En Languedoc-Roussillon, les élus sortants, dont Jean-Claude Gayssot, ex-ministre du gouvernement de Lionel Jospin, sont même prêts à transgresser l’interdit lancé contre George Frêche. Dans un appel aux militants, ils expliquent que "pour laisser toutes les chances à la possibilité de construire une campagne dans l’union la plus large et se donner les moyens de garder la région à gauche", il faut voter pour une union dès le premier tour.

Plus de voix mais moins d’élus

Le PCF peut se retrouver dans une situation paradoxale au sortir des élections régionales : parvenir à faire, avec le Front de gauche, des scores honorables dans certaines régions – Auvergne, Languedoc Roussillon, Nord ou Ile-de-France –, comme le montrent les premiers sondages, mais sortir du scrutin avec un nombre d’élus fortement amoindri.
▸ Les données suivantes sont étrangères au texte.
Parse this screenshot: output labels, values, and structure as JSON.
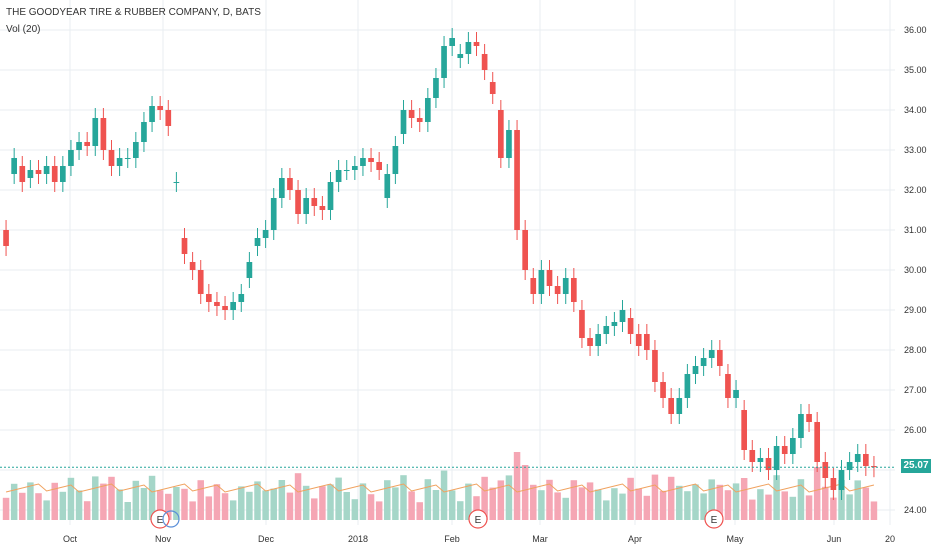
{
  "chart_data": {
    "title": "THE GOODYEAR TIRE & RUBBER COMPANY, D, BATS",
    "type": "candlestick",
    "volume_label": "Vol (20)",
    "last_price": "25.07",
    "y_axis": {
      "ticks": [
        "24.00",
        "25.00",
        "26.00",
        "27.00",
        "28.00",
        "29.00",
        "30.00",
        "31.00",
        "32.00",
        "33.00",
        "34.00",
        "35.00",
        "36.00"
      ],
      "range": [
        23.5,
        36.3
      ]
    },
    "x_axis": {
      "ticks": [
        "Oct",
        "Nov",
        "Dec",
        "2018",
        "Feb",
        "Mar",
        "Apr",
        "May",
        "Jun",
        "20"
      ]
    },
    "earnings_markers": [
      "E",
      "E",
      "E"
    ],
    "colors": {
      "up": "#26a69a",
      "down": "#ef5350",
      "up_volume": "#a5d6c8",
      "down_volume": "#f5a6b4",
      "volume_ma": "#f0a25f",
      "grid": "#e9edf2",
      "price_line": "#26a69a"
    },
    "series": [
      {
        "name": "price",
        "points": [
          [
            31.0,
            30.6
          ],
          [
            32.4,
            32.8
          ],
          [
            32.6,
            32.2
          ],
          [
            32.3,
            32.5
          ],
          [
            32.5,
            32.4
          ],
          [
            32.4,
            32.6
          ],
          [
            32.6,
            32.2
          ],
          [
            32.2,
            32.6
          ],
          [
            32.6,
            33.0
          ],
          [
            33.0,
            33.2
          ],
          [
            33.2,
            33.1
          ],
          [
            33.1,
            33.8
          ],
          [
            33.8,
            33.0
          ],
          [
            33.0,
            32.6
          ],
          [
            32.6,
            32.8
          ],
          [
            32.8,
            32.8
          ],
          [
            32.8,
            33.2
          ],
          [
            33.2,
            33.7
          ],
          [
            33.7,
            34.1
          ],
          [
            34.1,
            34.0
          ],
          [
            34.0,
            33.6
          ],
          [
            32.2,
            32.2
          ],
          [
            30.8,
            30.4
          ],
          [
            30.2,
            30.0
          ],
          [
            30.0,
            29.4
          ],
          [
            29.4,
            29.2
          ],
          [
            29.2,
            29.1
          ],
          [
            29.1,
            29.0
          ],
          [
            29.0,
            29.2
          ],
          [
            29.2,
            29.4
          ],
          [
            29.8,
            30.2
          ],
          [
            30.6,
            30.8
          ],
          [
            30.8,
            31.0
          ],
          [
            31.0,
            31.8
          ],
          [
            31.8,
            32.3
          ],
          [
            32.3,
            32.0
          ],
          [
            32.0,
            31.4
          ],
          [
            31.4,
            31.8
          ],
          [
            31.8,
            31.6
          ],
          [
            31.6,
            31.5
          ],
          [
            31.5,
            32.2
          ],
          [
            32.2,
            32.5
          ],
          [
            32.5,
            32.5
          ],
          [
            32.5,
            32.6
          ],
          [
            32.6,
            32.8
          ],
          [
            32.8,
            32.7
          ],
          [
            32.7,
            32.5
          ],
          [
            31.8,
            32.4
          ],
          [
            32.4,
            33.1
          ],
          [
            33.4,
            34.0
          ],
          [
            34.0,
            33.8
          ],
          [
            33.8,
            33.7
          ],
          [
            33.7,
            34.3
          ],
          [
            34.3,
            34.8
          ],
          [
            34.8,
            35.6
          ],
          [
            35.6,
            35.8
          ],
          [
            35.3,
            35.4
          ],
          [
            35.4,
            35.7
          ],
          [
            35.7,
            35.6
          ],
          [
            35.4,
            35.0
          ],
          [
            34.7,
            34.4
          ],
          [
            34.0,
            32.8
          ],
          [
            32.8,
            33.5
          ],
          [
            33.5,
            31.0
          ],
          [
            31.0,
            30.0
          ],
          [
            29.8,
            29.4
          ],
          [
            29.4,
            30.0
          ],
          [
            30.0,
            29.6
          ],
          [
            29.6,
            29.4
          ],
          [
            29.4,
            29.8
          ],
          [
            29.8,
            29.2
          ],
          [
            29.0,
            28.3
          ],
          [
            28.3,
            28.1
          ],
          [
            28.1,
            28.4
          ],
          [
            28.4,
            28.6
          ],
          [
            28.6,
            28.7
          ],
          [
            28.7,
            29.0
          ],
          [
            28.8,
            28.4
          ],
          [
            28.4,
            28.1
          ],
          [
            28.4,
            28.0
          ],
          [
            28.0,
            27.2
          ],
          [
            27.2,
            26.8
          ],
          [
            26.8,
            26.4
          ],
          [
            26.4,
            26.8
          ],
          [
            26.8,
            27.4
          ],
          [
            27.4,
            27.6
          ],
          [
            27.6,
            27.8
          ],
          [
            27.8,
            28.0
          ],
          [
            28.0,
            27.6
          ],
          [
            27.4,
            26.8
          ],
          [
            26.8,
            27.0
          ],
          [
            26.5,
            25.5
          ],
          [
            25.5,
            25.2
          ],
          [
            25.2,
            25.3
          ],
          [
            25.3,
            25.0
          ],
          [
            25.0,
            25.6
          ],
          [
            25.6,
            25.4
          ],
          [
            25.4,
            25.8
          ],
          [
            25.8,
            26.4
          ],
          [
            26.4,
            26.2
          ],
          [
            26.2,
            25.2
          ],
          [
            25.2,
            24.8
          ],
          [
            24.8,
            24.5
          ],
          [
            24.5,
            25.0
          ],
          [
            25.0,
            25.2
          ],
          [
            25.2,
            25.4
          ],
          [
            25.4,
            25.1
          ],
          [
            25.1,
            25.07
          ]
        ]
      }
    ]
  }
}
Les communistes doivent, en effet, partager le nombre de sièges auxquels ils peuvent prétendre avec leurs alliés du Parti de gauche ou de la Gauche unitaire, mais aussi avec les personnalités d’ouverture qu’ils cherchent à attirer. De plus, au soir du premier tour, le PS sera plus enclin à donner la part du lion aux écologistes, qui seront probablement devenus, avec des scores plus importants qu’en 2004, leur allié principal. Les pronostics internes, place du Colonel-Fabien, parient sur une centaine d’élus... "Quelle que soit la stratégie, le parti va trinquer", analyse un cadre.

Et en Ile-de-France ? Marie-George Buffet ne parvient pas à imposer son numéro 2, Pierre Laurent, comme tête de liste en Ile-de-France. Après les signaux envoyés par les élus sortants, un certain nombre de maires de la région ont fait savoir qu’ils préféraient, eux aussi, la candidature du député unitaire Patrick Braouezec. Du coup, alors que les proches de Pierre Laurent, appuyé par le patron de la fédération de Paris, Patrice Bessac, auraient souhaité faire désigner leur poulain comme tête de liste, lors de la conférence régionale les 14 et 15 novembre, Mme Buffet est intervenue pour qu’aucune décision ne soit prise.

Une "commission" est chargée, sous la houlette de Michel Laurent, frère de Pierre et responsable de la région, de trouver un compromis avant une nouvelle conférence le 14 décembre. Une nouvelle offre a été faite à M. Braouezec : qu’il prenne la tête de liste du "93", plus un poste honorifique de porte-parole de la campagne, tandis que Pierre Laurent serait tête de liste régionale. Le député de Seine-Saint-Denis a décliné. "Si la direction ne comprend pas que je suis mieux placé pour faire des voix, je me retirerai de la campagne", prévient-il.

Nombre d’élus locaux sont sur la même longueur d’onde. Un vrai casse-tête pour Mme Buffet alors que la campagne s’annonce difficile. Avec en face, d’autres listes qui auront aussi "leurs" communistes.